И вдруг в этой прозрачной и затаившей дыхание тишине тяжёлые, грузные, нечеловеческие шаги! Всплески воды и позванивание льда. То-пы, то-пы, то-пы! Будто тяжело гружённая лошадь с трудом тянет по болоту воз. И сразу же, как удар, ошеломляющий грохочущий рык! Дрогнул лес, качнулась земля.
Тяжёлые шаги затихли: послышались лёгкие, суматошные, торопливые. Шажки лёгкие догоняли тяжёлые. Топ-топ-шлёп — и остановка, топ-топ-шлёп — и тишина. Торопливым шажкам не легко было догнать неторопливые и тяжёлые.
Я прислонился спиной к стволу. Под ёлками стало совсем темно, и только мутно белело между чёрных стволов болото.
Зверь рыкнул опять — как из пушки грохнул. И опять охнул лес и качнулась земля. Я не выдумываю: лес вправду дрогнул, земля вправду качнулась! Лютый рык — как удар молота, как раскат грома, как взрыв! Но не страх порождал он, а уважение к его необузданной силище, к этой чугунной глотке, громыхающей, как вулкан.

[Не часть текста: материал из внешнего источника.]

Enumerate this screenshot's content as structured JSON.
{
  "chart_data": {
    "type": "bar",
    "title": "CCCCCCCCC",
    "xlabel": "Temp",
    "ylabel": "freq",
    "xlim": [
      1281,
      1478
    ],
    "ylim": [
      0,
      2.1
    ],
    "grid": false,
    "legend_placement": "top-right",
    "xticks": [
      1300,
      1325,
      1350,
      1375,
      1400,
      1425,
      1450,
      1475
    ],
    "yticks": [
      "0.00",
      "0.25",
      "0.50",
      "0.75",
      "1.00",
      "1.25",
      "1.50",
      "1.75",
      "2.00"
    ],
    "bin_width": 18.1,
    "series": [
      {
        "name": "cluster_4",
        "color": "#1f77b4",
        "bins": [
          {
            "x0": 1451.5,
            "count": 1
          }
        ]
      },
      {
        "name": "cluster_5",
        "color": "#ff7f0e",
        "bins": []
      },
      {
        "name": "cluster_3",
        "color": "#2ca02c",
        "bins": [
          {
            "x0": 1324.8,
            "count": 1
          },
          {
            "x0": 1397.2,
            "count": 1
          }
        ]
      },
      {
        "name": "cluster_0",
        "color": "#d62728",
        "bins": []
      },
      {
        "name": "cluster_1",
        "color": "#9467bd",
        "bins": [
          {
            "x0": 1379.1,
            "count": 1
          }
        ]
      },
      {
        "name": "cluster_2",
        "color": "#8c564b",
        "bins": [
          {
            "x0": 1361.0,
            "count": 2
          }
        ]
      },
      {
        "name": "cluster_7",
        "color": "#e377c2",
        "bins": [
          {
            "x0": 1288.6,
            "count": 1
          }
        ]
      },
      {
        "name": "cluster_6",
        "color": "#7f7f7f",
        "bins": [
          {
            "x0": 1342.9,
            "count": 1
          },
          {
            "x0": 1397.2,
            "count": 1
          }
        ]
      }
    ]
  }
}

Лёгкие шажки заторопились, заторопились: зачмокал мох, захрустел ледок, заплескала вода. Я давно уже понял, что это медведи: дитё и мама. Дитё не поспевает, отстаёт, а мама чует меня, сердится и волнуется. Мама предупреждает меня, что медвежонок тут не один, что она близко, что лучше его не тронь. Я хорошо её понял: предупреждает она убедительно...

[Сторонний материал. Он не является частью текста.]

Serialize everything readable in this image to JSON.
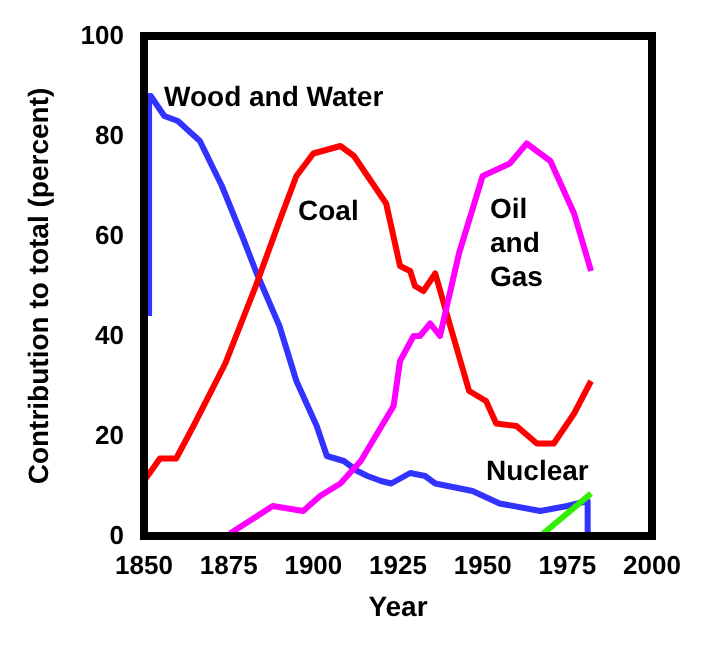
{
  "chart_data": {
    "type": "line",
    "xlabel": "Year",
    "ylabel": "Contribution to total (percent)",
    "xlim": [
      1850,
      2000
    ],
    "ylim": [
      0,
      100
    ],
    "xticks": [
      1850,
      1875,
      1900,
      1925,
      1950,
      1975,
      2000
    ],
    "yticks": [
      0,
      20,
      40,
      60,
      80,
      100
    ],
    "grid": false,
    "legend": false,
    "marker": "none",
    "line_style": "solid",
    "series": [
      {
        "name": "Wood and Water",
        "color": "#3333ff",
        "x": [
          1851.5,
          1851.5,
          1852,
          1856,
          1860,
          1866.5,
          1873,
          1879,
          1883,
          1890,
          1895,
          1901,
          1904,
          1909,
          1913,
          1916,
          1920,
          1923,
          1928.6,
          1933,
          1936,
          1947,
          1955,
          1967,
          1975,
          1981,
          1981
        ],
        "values": [
          44,
          88,
          88,
          84,
          83,
          79,
          70,
          60,
          53,
          42,
          31,
          22,
          16,
          15,
          13,
          12,
          11,
          10.5,
          12.6,
          12,
          10.5,
          9,
          6.5,
          5,
          6,
          7,
          0
        ]
      },
      {
        "name": "Coal",
        "color": "#ff0000",
        "x": [
          1850,
          1854.7,
          1859.5,
          1864.6,
          1874,
          1883,
          1890,
          1895,
          1900,
          1908,
          1912,
          1917,
          1921.5,
          1925.6,
          1928.6,
          1930,
          1932.5,
          1936,
          1940,
          1946,
          1951,
          1954,
          1960,
          1966,
          1971,
          1977,
          1982
        ],
        "values": [
          11,
          15.5,
          15.5,
          22,
          34.5,
          50,
          63,
          72,
          76.5,
          78,
          76,
          71,
          66.5,
          54,
          53,
          50,
          49,
          52.5,
          43,
          29,
          27,
          22.5,
          22,
          18.5,
          18.5,
          24.5,
          31
        ]
      },
      {
        "name": "Oil and Gas",
        "color": "#ff00ff",
        "x": [
          1875.4,
          1880,
          1888,
          1897,
          1902,
          1908,
          1914,
          1923.7,
          1925.6,
          1929.6,
          1931.5,
          1934.5,
          1937.4,
          1943,
          1950,
          1958,
          1963,
          1970,
          1977,
          1982
        ],
        "values": [
          0.5,
          2.5,
          6,
          5,
          8,
          10.5,
          15,
          26,
          35,
          40,
          40,
          42.5,
          40,
          56.5,
          72,
          74.5,
          78.5,
          75,
          64.5,
          53
        ]
      },
      {
        "name": "Nuclear",
        "color": "#33ee00",
        "x": [
          1967,
          1982
        ],
        "values": [
          0,
          8.5
        ]
      }
    ]
  }
}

Тяжёлых шагов не слышно: медведица ждёт. А лёгонькие спешат, спешат. Вот взвизг тихий: медвежонка шлёпнули — не отставай! Вот шаги грузные и лёгкие зашагали рядом: то-пы, то-пы! Шлёп-шлёп-шлёп! Всё дальше, всё тише. И смолкли.
И опять тишина. Дрозд кончил свистеть. Лунные пятна легли на стволы. В чёрных лужах вспыхнули звёзды. Каждая лужа — как распахнутое в ночное небо окно. Жутковато шагать в эти окна прямо на звёзды.
Не спеша я бреду к своему костру. Сладко сжимается сердце. А в ушах гудит и гудит могучий зов леса.
***
Повалил бобр осину осенью — и бросил на берегу. Зимой лоси пришли — толстые сучки оглодали. Зайцы прискакали — тонкие веточки иззубрили. Весной на погрызе сок выступил. На сок муравьи сбежались — минеральные воды пить. Может, ещё кто-нибудь на бобровую осину пришёл бы, да тут дождь пошёл, я домой ушёл.
Три яичка лежали в гнезде чайки: два неподвижно, а третье шевелилось. Третьему не терпелось; оно даже посвистывало!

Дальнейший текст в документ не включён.